Groźny wypadek na przejeździe kolejowym pod Łukowem. Kierowca zignorował czerwone światło. Ruch pociągów był wstrzymany.

Do zdarzenia doszło w czwartek po godz. 13 w miejscowości Szczygły na szlaku kolejowym Łapiguz-Okrzeja. - Kierowca samochodu osobowego, mimo pulsującego czerwonego światła, wjechał w bok pociągu Polregio relacji Terespol – Chełm. Na szczęście nikt nie ucierpiał, kierowca i pasażer sami opuścili pojazd, jednak konsekwencje zdarzenia są poważne- relacjonuje PKP PLK.

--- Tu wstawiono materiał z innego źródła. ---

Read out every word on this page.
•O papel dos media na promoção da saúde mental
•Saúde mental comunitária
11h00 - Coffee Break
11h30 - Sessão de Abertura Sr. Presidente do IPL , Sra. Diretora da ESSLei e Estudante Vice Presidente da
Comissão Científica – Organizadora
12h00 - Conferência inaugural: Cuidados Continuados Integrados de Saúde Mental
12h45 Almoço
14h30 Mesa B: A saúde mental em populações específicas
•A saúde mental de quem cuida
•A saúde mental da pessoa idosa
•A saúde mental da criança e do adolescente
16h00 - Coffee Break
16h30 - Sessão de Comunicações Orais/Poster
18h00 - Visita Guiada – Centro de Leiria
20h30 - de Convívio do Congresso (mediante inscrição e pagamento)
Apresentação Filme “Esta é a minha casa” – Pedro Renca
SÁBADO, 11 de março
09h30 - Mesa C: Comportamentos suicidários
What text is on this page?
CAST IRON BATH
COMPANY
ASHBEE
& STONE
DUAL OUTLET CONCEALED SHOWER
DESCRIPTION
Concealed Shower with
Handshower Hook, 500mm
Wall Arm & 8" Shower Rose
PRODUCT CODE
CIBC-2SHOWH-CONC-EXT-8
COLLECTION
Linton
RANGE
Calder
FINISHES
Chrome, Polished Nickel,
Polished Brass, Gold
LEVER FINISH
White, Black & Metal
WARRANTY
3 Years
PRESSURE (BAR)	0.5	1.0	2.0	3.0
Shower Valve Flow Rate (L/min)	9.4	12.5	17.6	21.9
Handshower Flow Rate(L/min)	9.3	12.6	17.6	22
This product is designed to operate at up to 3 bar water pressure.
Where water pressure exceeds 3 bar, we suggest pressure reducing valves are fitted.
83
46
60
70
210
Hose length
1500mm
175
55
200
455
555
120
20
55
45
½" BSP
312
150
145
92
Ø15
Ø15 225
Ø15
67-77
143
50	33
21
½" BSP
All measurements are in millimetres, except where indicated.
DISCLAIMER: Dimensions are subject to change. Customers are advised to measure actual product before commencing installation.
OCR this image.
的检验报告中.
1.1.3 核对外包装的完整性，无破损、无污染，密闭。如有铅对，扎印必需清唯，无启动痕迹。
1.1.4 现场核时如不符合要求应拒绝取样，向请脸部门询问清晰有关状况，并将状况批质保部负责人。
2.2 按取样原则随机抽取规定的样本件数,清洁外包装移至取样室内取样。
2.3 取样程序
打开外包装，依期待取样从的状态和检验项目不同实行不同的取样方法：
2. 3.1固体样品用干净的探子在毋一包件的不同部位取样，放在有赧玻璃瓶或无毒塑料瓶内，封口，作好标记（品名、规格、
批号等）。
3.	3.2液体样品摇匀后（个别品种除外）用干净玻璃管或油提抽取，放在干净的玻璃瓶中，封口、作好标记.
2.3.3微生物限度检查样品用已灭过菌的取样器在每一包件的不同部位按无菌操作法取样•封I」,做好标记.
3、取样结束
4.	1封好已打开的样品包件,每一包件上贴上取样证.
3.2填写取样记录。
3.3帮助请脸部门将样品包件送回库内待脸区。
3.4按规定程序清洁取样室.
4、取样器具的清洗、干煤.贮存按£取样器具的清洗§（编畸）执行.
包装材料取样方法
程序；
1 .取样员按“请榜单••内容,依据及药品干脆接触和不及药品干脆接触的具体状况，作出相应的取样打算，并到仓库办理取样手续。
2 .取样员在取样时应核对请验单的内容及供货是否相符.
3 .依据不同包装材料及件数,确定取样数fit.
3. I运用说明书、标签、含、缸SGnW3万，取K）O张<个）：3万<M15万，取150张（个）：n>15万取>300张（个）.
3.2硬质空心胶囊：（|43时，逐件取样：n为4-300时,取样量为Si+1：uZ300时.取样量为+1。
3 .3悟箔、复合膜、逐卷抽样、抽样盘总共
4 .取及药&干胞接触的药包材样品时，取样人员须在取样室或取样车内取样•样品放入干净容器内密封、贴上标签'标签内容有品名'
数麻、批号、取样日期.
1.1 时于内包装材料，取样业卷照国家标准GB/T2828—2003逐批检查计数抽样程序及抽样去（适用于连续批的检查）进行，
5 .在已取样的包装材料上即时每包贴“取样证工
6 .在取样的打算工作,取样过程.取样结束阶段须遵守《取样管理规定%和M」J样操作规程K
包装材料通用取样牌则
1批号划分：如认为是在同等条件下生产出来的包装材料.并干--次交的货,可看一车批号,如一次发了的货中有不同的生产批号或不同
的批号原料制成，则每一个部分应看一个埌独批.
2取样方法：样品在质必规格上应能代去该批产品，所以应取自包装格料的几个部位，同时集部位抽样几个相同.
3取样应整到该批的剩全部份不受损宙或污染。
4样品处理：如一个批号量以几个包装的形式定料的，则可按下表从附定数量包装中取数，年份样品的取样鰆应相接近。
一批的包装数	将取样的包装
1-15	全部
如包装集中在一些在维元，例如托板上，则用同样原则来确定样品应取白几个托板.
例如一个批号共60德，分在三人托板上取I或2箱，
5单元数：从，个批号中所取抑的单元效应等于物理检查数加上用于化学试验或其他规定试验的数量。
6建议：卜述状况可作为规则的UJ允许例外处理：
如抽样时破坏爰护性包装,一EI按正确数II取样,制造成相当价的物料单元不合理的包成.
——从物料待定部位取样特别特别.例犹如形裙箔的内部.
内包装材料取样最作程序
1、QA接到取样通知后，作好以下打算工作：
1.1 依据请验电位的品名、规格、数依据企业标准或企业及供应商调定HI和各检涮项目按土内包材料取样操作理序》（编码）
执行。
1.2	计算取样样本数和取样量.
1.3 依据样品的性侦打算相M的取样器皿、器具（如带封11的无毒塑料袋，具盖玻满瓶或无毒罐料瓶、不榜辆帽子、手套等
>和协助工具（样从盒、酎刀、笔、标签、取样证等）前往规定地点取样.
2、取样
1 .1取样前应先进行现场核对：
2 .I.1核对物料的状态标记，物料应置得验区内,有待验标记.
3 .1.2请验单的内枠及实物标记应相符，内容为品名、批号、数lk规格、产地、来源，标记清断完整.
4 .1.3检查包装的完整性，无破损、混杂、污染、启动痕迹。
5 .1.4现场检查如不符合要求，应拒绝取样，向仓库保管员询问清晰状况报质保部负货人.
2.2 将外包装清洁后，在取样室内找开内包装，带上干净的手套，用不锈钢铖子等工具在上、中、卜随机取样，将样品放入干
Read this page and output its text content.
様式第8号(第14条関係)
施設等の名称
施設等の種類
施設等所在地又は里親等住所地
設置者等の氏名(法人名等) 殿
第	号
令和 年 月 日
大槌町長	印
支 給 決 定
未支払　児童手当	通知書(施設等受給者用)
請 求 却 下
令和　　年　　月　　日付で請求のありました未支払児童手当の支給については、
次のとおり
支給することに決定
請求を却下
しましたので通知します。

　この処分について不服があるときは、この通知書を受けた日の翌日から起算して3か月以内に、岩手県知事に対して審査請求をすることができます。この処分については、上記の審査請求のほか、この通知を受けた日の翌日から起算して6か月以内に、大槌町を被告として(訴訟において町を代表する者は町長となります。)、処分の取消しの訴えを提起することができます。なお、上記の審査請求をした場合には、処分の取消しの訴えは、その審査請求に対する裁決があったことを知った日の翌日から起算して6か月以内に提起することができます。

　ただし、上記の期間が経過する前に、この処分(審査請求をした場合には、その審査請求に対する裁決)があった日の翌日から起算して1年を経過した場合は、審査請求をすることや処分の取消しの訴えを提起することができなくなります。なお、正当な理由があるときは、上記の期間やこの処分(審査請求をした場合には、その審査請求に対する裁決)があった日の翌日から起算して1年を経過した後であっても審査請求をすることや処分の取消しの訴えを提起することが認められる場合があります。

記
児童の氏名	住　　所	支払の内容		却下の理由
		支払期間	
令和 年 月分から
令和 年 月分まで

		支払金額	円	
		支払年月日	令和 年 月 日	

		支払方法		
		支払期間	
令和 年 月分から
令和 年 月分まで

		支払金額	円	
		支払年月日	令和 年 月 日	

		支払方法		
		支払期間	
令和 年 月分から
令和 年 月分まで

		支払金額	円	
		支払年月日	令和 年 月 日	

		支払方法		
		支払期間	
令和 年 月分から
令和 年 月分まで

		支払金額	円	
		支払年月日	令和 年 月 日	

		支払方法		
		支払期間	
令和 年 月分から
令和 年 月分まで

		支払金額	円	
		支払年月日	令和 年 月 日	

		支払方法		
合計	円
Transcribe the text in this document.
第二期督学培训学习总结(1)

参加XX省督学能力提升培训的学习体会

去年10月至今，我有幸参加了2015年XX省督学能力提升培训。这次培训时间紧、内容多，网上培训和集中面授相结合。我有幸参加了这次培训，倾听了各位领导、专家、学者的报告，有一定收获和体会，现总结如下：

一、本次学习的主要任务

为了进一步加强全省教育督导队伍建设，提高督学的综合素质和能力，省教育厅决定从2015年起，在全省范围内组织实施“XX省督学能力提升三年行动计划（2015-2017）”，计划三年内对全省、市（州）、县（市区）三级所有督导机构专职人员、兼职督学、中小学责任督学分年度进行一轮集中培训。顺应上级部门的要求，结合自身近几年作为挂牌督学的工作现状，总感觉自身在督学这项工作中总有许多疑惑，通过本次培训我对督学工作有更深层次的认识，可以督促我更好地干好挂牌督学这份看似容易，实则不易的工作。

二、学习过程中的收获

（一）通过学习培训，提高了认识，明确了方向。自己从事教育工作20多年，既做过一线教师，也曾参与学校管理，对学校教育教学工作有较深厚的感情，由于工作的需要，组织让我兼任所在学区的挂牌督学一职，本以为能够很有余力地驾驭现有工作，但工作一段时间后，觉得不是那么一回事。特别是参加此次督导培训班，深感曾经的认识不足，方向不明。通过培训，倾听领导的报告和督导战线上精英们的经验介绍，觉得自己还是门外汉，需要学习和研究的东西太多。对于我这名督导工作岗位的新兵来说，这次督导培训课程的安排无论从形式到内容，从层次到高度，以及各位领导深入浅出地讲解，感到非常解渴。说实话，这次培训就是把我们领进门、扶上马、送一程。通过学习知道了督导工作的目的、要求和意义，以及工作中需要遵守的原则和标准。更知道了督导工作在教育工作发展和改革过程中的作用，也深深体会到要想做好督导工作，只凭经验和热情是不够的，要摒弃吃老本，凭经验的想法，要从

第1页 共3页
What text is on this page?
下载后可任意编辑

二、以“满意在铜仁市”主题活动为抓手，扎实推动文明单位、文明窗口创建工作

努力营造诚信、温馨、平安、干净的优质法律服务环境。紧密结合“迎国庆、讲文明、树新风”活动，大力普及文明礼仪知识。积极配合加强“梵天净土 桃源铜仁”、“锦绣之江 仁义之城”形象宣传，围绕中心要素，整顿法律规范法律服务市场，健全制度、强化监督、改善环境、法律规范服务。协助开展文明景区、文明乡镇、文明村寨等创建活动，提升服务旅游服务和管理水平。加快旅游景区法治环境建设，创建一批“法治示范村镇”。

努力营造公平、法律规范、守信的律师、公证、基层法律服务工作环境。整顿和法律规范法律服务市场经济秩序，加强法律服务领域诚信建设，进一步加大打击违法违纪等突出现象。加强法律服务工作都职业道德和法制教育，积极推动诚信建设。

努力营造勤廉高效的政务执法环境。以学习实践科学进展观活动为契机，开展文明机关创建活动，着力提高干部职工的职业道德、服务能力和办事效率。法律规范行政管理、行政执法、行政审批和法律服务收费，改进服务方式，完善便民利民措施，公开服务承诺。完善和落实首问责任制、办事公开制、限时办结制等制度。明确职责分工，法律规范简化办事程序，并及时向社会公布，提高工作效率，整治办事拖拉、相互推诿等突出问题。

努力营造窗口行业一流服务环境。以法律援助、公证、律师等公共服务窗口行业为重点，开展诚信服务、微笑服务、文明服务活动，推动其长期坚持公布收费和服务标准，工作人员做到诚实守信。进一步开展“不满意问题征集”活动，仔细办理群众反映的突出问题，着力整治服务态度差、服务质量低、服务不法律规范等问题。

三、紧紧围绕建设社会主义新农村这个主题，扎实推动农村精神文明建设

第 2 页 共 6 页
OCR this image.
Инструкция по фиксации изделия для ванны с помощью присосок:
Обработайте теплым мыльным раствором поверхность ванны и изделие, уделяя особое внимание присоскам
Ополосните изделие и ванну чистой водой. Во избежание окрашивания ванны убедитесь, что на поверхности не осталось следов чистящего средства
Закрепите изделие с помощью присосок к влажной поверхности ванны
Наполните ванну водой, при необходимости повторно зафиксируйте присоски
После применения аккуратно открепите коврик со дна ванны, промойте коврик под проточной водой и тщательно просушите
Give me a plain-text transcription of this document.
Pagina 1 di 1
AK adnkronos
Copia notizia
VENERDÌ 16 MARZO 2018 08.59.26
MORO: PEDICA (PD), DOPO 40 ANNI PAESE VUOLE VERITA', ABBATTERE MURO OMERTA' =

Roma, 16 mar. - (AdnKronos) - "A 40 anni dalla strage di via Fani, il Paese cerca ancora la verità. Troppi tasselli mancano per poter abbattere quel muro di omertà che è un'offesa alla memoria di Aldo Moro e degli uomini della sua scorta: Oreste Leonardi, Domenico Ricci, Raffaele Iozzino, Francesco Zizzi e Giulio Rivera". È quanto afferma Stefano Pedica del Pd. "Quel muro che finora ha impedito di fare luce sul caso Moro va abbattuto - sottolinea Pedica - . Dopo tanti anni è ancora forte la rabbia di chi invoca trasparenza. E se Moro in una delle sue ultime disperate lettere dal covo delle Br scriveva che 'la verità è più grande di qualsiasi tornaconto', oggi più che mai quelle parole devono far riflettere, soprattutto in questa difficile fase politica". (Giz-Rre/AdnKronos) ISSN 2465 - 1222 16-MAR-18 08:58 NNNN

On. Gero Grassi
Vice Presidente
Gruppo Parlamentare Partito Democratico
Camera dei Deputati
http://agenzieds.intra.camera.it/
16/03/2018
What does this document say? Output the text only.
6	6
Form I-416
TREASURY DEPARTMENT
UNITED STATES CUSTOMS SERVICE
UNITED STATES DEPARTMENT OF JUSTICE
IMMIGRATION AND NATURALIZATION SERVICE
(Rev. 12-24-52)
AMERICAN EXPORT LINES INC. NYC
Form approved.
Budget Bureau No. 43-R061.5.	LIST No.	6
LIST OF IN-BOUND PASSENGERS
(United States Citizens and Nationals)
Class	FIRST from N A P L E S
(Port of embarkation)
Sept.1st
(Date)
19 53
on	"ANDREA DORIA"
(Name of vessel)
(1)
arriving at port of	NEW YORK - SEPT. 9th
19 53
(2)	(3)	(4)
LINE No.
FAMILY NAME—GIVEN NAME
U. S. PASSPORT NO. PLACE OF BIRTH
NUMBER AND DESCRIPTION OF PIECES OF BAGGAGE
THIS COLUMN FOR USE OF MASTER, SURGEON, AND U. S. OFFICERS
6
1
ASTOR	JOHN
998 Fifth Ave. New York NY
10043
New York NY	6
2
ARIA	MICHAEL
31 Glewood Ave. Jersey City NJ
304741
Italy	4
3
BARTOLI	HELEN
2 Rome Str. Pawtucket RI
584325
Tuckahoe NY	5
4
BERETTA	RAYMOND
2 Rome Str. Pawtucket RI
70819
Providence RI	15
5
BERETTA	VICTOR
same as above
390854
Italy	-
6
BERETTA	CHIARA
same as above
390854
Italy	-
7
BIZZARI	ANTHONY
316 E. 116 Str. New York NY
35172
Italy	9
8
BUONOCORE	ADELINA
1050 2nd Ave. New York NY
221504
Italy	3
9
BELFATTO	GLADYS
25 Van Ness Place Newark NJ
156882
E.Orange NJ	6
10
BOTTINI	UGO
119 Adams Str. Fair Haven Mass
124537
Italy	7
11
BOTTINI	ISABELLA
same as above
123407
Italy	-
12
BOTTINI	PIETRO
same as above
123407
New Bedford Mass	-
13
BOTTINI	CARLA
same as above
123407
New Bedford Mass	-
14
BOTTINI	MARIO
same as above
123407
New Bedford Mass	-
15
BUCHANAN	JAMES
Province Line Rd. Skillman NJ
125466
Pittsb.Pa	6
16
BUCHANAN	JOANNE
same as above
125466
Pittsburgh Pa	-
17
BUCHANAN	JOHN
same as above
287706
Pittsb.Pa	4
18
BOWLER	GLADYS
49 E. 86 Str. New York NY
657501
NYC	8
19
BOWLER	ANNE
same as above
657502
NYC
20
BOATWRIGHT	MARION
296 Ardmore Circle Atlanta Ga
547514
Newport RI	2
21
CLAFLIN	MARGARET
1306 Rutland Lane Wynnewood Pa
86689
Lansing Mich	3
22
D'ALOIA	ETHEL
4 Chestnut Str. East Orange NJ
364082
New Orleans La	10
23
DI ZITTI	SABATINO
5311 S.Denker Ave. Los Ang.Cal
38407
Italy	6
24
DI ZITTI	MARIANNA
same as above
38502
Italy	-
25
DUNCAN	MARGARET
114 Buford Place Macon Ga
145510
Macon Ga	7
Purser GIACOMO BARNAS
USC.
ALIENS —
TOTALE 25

Przez ponad godzinę ruch pociągów był wstrzymany. Polregio uruchomiło dodatkowy pociąg z Łukowa.
Kolejowa spółka apeluje do kierowców. - Brak odpowiedzialności na przejeździe kolejowo-drogowym nie zwalnia kierowcy z odpowiedzialności finansowej za wyrządzone straty. Przypominamy, że każde łamanie prawa to skracanie sobie drogi do śmierci i realne zagrożenie dla wszystkich osób w obrębie przejazdu kolejowo-drogowego. Przepisy są po to, by ich przestrzegać -podkreśla Anna Znajewska-Pawluk z biura prasowego PKP PLK.
Kierowca, który spowoduje taki wypadek oprócz mandatu lub sprawy w sądzie, musi liczyć się jeszcze z odpowiedzialnością finansową za szkody. Chodzi m.in. o zniszczoną infrastrukturę.
- Ubolewamy, że obecne składki OC nie odzwierciedlają rzeczywistych kosztów spowodowanych błędami kierowców. Straty w wyniku zdarzeń na przejazdach są ogromne. Stratni jesteśmy my jako zarządca infrastruktury, przewoźnicy na swoim taborze, NFZ (czyli wszyscy podatnicy) na pracy służb ratunkowych, pasażerowie pociągów na zakupionych biletach i utraconym cennym czasie- zauważa PKP PLK. I przypomina o konieczności bezwzględnego stosowania się do znaków „stop” umieszczonych przed przejazdem.